Florida-based insurers UVE, HCI, and HRTG are getting drilled
As Hurricane Matthew -- now a category 4 storm -- approaches Florida, where residents have been told to "evacuate, evacuate, evacuate," several stocks are already feeling the effects. For instance, a number of insurance stocks are sinking on expectations for a surge in claims. Among the stocks getting hammered -- both on the charts and by options traders -- are Florida-based insurers Universal Insurance Holdings, Inc. (NYSE:UVE), HCI Group Inc (NYSE:HCI), and Heritage Insurance Holdings Inc (NYSE:HRTG).
UVE is behind only Twitter Inc (NYSE:TWTR) on the New York Stock Exchange's worst-performing-stocks list today, and is also on the short-sale restricted (SSR) list. The insurance issue has shed 14.8% to sit at $18.95, set to end beneath its 200-day moving average for the first time since July.

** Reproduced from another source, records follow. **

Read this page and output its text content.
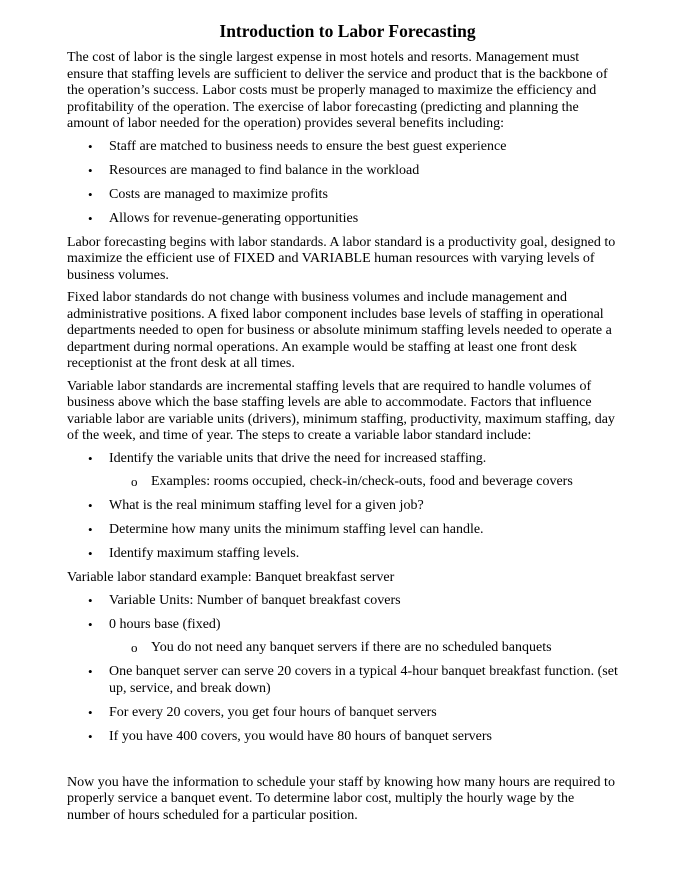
Introduction to Labor Forecasting

The cost of labor is the single largest expense in most hotels and resorts. Management must ensure that staffing levels are sufficient to deliver the service and product that is the backbone of the operation’s success. Labor costs must be properly managed to maximize the efficiency and profitability of the operation. The exercise of labor forecasting (predicting and planning the amount of labor needed for the operation) provides several benefits including:

• Staff are matched to business needs to ensure the best guest experience
• Resources are managed to find balance in the workload
• Costs are managed to maximize profits
• Allows for revenue-generating opportunities

Labor forecasting begins with labor standards. A labor standard is a productivity goal, designed to maximize the efficient use of FIXED and VARIABLE human resources with varying levels of business volumes.

Fixed labor standards do not change with business volumes and include management and administrative positions. A fixed labor component includes base levels of staffing in operational departments needed to open for business or absolute minimum staffing levels needed to operate a department during normal operations. An example would be staffing at least one front desk receptionist at the front desk at all times.

Variable labor standards are incremental staffing levels that are required to handle volumes of business above which the base staffing levels are able to accommodate. Factors that influence variable labor are variable units (drivers), minimum staffing, productivity, maximum staffing, day of the week, and time of year. The steps to create a variable labor standard include:

• Identify the variable units that drive the need for increased staffing.
o Examples: rooms occupied, check-in/check-outs, food and beverage covers
• What is the real minimum staffing level for a given job?
• Determine how many units the minimum staffing level can handle.
• Identify maximum staffing levels.

Variable labor standard example: Banquet breakfast server

• Variable Units: Number of banquet breakfast covers
• 0 hours base (fixed)
o You do not need any banquet servers if there are no scheduled banquets
• One banquet server can serve 20 covers in a typical 4-hour banquet breakfast function. (set up, service, and break down)
• For every 20 covers, you get four hours of banquet servers
• If you have 400 covers, you would have 80 hours of banquet servers

Now you have the information to schedule your staff by knowing how many hours are required to properly service a banquet event. To determine labor cost, multiply the hourly wage by the number of hours scheduled for a particular position.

UVE put volume has already hit an annual high, with more than 5,400 contracts exchanged so far -- 71 times the average intraday clip. It appears buyers are picking up the November 15 put, betting on a breach of $15 -- territory not charted since late 2014 -- within the next several weeks. Delta on the put has more than quadrupled, to negative 0.22 from negative 0.058 yesterday, indicating a roughly 22% chance of the option ending in the money.

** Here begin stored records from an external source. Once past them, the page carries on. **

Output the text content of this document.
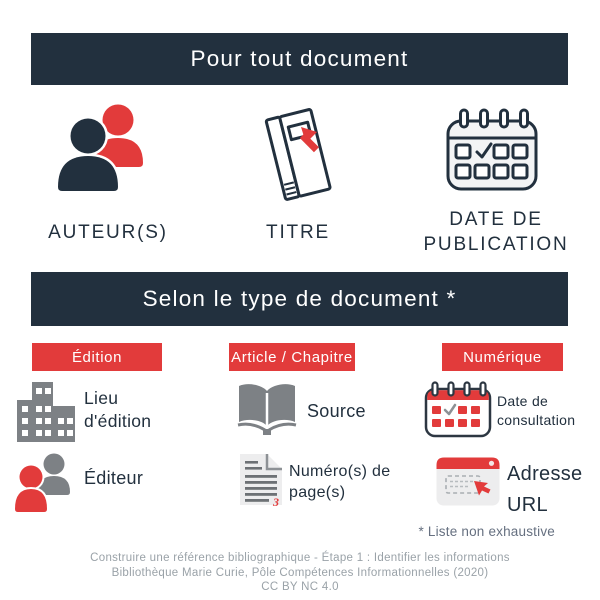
Pour tout document
AUTEUR(S)	TITRE
DATE DE PUBLICATION
Selon le type de document *
Édition	Article / Chapitre	Numérique
3
Lieu d'édition
Éditeur
Source
Numéro(s) de page(s)
Date de consultation
Adresse URL
* Liste non exhaustive
Construire une référence bibliographique - Étape 1 : Identifier les informations
Bibliothèque Marie Curie, Pôle Compétences Informationnelles (2020)
CC BY NC 4.0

Universal Insurance Holdings, Inc. (NYSE:UVE) is no stranger to skepticism, though. The equity's Schaeffer's put/call open interest ratio (SOIR) of 2.18 is already at an annual peak, suggesting near-term traders haven't been more put-biased during the past year. Likewise, short interest on UVE represents nearly 14 sessions' worth of pent-up buying demand, at the equity's average pace of trading.
HCI is also getting drilled, down 11.3% at $25.79, and fresh off a three-year low of $24.35. The stock -- which is on the cusp of annual-high volume -- has also landed on the SSR list, with bears instead turning to the options pits.

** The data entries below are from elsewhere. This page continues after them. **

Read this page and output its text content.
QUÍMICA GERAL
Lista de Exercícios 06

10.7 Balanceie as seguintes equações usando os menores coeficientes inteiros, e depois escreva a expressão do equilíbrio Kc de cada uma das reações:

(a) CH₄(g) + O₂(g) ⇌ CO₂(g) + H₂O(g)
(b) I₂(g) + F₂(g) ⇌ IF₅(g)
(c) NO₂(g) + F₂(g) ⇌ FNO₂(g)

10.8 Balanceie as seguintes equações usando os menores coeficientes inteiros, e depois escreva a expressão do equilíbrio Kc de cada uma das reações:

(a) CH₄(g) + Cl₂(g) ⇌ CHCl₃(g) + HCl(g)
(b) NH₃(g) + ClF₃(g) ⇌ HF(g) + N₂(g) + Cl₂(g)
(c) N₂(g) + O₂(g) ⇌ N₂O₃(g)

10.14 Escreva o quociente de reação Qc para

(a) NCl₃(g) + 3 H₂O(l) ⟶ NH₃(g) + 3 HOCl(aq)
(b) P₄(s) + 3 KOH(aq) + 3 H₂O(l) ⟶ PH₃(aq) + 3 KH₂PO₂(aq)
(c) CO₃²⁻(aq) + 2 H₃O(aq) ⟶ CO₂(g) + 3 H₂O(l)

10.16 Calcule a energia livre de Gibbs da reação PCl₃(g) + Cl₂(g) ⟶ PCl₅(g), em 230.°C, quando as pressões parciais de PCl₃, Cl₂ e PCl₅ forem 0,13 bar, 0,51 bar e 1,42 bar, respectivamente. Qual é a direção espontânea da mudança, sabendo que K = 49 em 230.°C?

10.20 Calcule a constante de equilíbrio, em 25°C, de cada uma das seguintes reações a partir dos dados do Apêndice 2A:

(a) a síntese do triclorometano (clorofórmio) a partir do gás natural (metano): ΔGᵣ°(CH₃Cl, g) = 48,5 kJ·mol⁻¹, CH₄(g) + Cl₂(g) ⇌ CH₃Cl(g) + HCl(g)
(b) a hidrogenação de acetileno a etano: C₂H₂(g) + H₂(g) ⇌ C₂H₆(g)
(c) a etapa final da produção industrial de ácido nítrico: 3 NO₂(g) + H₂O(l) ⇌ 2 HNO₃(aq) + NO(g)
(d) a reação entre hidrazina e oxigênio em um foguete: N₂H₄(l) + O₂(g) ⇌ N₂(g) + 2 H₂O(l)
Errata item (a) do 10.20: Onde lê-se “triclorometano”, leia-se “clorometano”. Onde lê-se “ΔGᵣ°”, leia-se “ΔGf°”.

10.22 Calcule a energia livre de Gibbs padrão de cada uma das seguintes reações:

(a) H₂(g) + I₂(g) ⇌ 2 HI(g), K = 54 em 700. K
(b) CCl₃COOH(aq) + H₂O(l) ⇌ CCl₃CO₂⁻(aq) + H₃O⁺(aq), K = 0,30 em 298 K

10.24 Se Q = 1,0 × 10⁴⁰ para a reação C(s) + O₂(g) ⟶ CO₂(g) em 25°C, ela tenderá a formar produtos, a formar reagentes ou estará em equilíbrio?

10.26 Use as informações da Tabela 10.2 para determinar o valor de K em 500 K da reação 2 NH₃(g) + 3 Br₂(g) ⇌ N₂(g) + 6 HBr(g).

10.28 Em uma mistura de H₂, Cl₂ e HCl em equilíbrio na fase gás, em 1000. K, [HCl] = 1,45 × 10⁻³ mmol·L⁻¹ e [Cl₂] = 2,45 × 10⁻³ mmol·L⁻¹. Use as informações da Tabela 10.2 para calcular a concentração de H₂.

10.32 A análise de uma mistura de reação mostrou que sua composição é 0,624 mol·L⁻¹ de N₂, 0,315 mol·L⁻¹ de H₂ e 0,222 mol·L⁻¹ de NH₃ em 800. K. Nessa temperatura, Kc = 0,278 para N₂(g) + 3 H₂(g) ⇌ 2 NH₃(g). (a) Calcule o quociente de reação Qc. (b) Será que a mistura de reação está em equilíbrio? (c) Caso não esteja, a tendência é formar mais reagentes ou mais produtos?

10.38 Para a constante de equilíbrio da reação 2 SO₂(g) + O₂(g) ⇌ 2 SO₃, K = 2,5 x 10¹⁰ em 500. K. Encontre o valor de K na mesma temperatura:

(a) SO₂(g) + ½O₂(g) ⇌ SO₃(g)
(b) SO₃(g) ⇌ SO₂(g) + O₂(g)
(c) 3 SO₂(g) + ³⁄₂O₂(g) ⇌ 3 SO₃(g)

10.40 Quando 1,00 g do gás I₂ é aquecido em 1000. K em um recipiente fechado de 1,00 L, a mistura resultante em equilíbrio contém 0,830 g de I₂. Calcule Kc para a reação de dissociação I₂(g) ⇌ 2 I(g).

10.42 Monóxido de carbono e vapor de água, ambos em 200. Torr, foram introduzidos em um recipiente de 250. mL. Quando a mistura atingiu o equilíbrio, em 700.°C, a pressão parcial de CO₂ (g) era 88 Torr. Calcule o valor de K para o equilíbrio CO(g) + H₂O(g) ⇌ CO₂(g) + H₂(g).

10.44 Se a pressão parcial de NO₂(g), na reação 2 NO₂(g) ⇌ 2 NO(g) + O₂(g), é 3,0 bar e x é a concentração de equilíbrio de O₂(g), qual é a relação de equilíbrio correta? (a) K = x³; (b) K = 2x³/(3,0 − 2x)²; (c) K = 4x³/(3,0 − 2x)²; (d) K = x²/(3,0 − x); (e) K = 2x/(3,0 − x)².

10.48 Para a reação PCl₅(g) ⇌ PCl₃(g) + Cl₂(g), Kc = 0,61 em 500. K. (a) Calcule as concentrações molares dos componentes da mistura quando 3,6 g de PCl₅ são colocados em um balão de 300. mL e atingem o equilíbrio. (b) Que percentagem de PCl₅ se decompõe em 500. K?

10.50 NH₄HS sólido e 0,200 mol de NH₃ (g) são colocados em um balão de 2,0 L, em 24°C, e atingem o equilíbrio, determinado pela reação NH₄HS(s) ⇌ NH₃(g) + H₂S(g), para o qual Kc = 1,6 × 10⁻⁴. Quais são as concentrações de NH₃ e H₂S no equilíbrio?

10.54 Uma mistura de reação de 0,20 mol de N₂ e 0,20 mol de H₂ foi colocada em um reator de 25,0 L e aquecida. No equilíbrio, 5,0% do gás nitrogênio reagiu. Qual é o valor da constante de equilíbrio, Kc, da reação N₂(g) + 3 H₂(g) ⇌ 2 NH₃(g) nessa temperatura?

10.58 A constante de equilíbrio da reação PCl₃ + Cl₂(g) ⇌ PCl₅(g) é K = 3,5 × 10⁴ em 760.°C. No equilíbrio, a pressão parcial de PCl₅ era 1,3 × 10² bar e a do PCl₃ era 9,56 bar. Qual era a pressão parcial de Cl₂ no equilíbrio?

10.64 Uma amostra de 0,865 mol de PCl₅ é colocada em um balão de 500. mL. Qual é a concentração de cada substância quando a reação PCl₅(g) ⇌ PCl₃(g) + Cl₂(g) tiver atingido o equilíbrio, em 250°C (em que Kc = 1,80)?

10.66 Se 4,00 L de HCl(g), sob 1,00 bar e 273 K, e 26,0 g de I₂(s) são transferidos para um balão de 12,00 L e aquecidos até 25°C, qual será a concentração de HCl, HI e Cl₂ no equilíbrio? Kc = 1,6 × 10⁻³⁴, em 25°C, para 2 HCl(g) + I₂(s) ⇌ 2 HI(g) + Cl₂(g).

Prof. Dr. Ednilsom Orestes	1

In fact, HCI put volume has already topped its annual peak, with more than 2,800 contracts exchanged -- 20 times the norm. For comparison, fewer than 500 HCI calls have traded, though that's still on pace for an annual high. It looks like skeptics are scooping up the now-at-the-money October 25 put, in order to bet on steeper downside before Friday, Oct. 21, when the options expire.
As with UVE, HCI Group Inc (NYSE:HCI) was already a favorite among the bears. The equity's SOIR of 11.13 indicates that puts outnumber calls more than 11-to-1, among options expiring within the next three months. This ratio stands higher than 98% of all other readings from the past year, too. Plus, it would take nearly three weeks to buy back all the shorted HCI shares, at the security's average daily trading volume.
Finally, HRTG has shed 12.9% to sit at $12.05. Until this week, the stock had been moving steadily higher off its two-year low of $11.50, tapped in early July, but has surrendered nearly all those gains today.
HRTG put volume has not only touched an annual high, it's obliterated it. So far, roughly 2,000 puts have crossed the tape, compared to HRTG's previous high of just 184 contracts. Furthermore, just 30 HRTG calls have traded, for a whopping put/call volume ratio of 66.67. The equity's October, November, and December 12.50-strike puts are the top three most active, with buyers expecting more downside south of $12.50 in the near term.
Although HRTG is on the SSR list, there are quite a few shorts likely cheering today. Short interest grew more than 10% during the past two reporting periods, and now accounts for 6.7% of the stock's float -- or nearly two weeks' worth of pent-up buying pressure, at Heritage Insurance Holdings Inc's (NYSE:HRTG) average daily volume.